The services sector continues to lead the recovery, led by business services, retailing, hotels and restaurants. Manufacturing and construction have had a much bumpier ride in recent years, but at least growth is now positive in both these sectors, producing a more broad-based recovery.
All of this is good news, but our report also makes clear that businesses should not be complacent – there are still plenty of economic risks out there to be monitored and managed. Emerging markets have been volatile recently, and the current situation in Ukraine has added a new source of geopolitical uncertainty in recent weeks. The Eurozone crisis could also flare up again at some point.
Closer to home, UK productivity remains weak, which in turn has depressed real earnings levels. So consumers have reduced their savings ratio to fund extra spending during the past two years, which is not sustainable in the long run.
At the same time, there are also now real upside possibilities associated with a virtuous circle of rising confidence and investment that could push UK growth up even faster than we project in our main scenario.
We therefore expect that the recovery will continue, but does this mean the end of the ‘Big Squeeze’ on household finances? Our analysis shows that cumulative price rises have totalled around 40% for the lowest income households over the past decade, compared to just 32% for the richest households. The poor have been squeezed more by rising food and energy prices in particular.
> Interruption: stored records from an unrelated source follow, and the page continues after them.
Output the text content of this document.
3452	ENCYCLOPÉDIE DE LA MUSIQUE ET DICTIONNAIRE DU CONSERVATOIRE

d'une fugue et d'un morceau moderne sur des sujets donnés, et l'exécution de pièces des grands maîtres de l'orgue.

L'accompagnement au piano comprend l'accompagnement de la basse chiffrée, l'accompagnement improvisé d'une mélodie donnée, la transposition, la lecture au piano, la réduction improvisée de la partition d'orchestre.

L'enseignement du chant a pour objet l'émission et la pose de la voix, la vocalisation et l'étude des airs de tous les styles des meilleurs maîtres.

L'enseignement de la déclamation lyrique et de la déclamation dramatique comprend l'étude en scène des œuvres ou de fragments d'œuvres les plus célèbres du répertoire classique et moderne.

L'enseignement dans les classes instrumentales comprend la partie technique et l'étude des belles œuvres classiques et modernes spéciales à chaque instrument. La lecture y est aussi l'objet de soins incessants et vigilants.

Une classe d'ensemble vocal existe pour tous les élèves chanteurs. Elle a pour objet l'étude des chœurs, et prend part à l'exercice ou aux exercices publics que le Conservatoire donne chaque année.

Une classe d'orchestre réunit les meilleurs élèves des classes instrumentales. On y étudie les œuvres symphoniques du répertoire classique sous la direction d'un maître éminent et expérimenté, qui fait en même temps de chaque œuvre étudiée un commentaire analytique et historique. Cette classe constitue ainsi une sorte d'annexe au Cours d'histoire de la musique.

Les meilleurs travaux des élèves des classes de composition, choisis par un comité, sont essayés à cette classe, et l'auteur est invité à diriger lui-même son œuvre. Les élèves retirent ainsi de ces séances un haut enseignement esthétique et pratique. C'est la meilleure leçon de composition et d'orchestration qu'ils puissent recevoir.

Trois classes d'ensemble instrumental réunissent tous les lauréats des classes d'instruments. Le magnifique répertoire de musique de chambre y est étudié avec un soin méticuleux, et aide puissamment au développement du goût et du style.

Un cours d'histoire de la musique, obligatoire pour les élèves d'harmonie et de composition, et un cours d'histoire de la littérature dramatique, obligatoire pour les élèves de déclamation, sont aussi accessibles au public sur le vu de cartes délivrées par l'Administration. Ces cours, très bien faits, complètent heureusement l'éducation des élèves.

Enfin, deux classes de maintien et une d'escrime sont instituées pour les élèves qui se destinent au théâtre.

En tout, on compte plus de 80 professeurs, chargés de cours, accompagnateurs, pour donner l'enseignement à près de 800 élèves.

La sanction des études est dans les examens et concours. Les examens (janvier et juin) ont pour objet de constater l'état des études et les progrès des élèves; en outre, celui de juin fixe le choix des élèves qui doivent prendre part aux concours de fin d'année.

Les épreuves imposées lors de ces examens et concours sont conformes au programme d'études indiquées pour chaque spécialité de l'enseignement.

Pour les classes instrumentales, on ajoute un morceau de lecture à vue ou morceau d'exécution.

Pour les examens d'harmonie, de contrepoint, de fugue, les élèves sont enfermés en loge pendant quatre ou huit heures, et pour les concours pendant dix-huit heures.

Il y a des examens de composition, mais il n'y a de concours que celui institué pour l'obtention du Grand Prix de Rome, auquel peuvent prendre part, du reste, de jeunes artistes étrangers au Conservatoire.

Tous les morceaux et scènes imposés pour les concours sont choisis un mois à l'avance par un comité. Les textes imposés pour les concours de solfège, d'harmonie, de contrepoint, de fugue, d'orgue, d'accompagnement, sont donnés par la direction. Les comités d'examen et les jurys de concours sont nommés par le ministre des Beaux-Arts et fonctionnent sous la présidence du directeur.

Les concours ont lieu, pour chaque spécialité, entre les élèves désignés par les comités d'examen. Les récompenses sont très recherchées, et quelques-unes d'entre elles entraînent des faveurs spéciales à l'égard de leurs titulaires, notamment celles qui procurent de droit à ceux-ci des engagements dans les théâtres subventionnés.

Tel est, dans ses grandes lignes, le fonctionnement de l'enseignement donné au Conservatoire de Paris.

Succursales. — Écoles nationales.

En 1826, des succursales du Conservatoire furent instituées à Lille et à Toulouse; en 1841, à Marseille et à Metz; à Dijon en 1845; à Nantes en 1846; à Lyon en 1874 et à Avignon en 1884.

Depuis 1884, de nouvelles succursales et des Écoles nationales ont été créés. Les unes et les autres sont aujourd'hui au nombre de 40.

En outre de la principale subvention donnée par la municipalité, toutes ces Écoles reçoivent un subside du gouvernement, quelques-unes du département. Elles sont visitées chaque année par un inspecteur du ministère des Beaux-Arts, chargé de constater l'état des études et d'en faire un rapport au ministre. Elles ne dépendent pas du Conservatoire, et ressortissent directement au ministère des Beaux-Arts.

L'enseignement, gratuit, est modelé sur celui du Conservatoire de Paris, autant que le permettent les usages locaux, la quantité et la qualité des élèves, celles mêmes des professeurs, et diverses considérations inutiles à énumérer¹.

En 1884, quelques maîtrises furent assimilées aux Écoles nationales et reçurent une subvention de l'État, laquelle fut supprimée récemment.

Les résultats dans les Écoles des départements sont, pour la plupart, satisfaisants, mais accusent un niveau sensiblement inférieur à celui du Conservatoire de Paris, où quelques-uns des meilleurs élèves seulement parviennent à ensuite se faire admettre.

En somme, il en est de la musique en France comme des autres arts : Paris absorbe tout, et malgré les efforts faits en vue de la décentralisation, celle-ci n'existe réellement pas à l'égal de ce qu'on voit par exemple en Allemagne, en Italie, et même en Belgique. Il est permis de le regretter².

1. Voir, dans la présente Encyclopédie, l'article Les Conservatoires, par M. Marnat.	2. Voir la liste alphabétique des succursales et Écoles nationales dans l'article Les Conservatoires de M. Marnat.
Of course, inflation is only one of many influences on real incomes, but if we look at data from the Family Resources Survey on median incomes (i.e. for the household in the middle of the overall income distribution), then it does seem that there was a significant drop after the recession that is only now bottoming out. As the chart below shows, median real household incomes were an estimated 7% below their pre-crisis peak levels in 2013 and back below where they were in 2004.
Looking ahead, however, we expect real incomes to recover gradually, supported by continued strong employment growth and increasing real state pension levels. But it will be 2020 before they are clearly back above pre-crisis peak levels after adjusting for inflation.
Overall, therefore, while the economy as a whole is now growing at a healthy pace, it may be some years before low and middle earners feel that the recession is really over for them.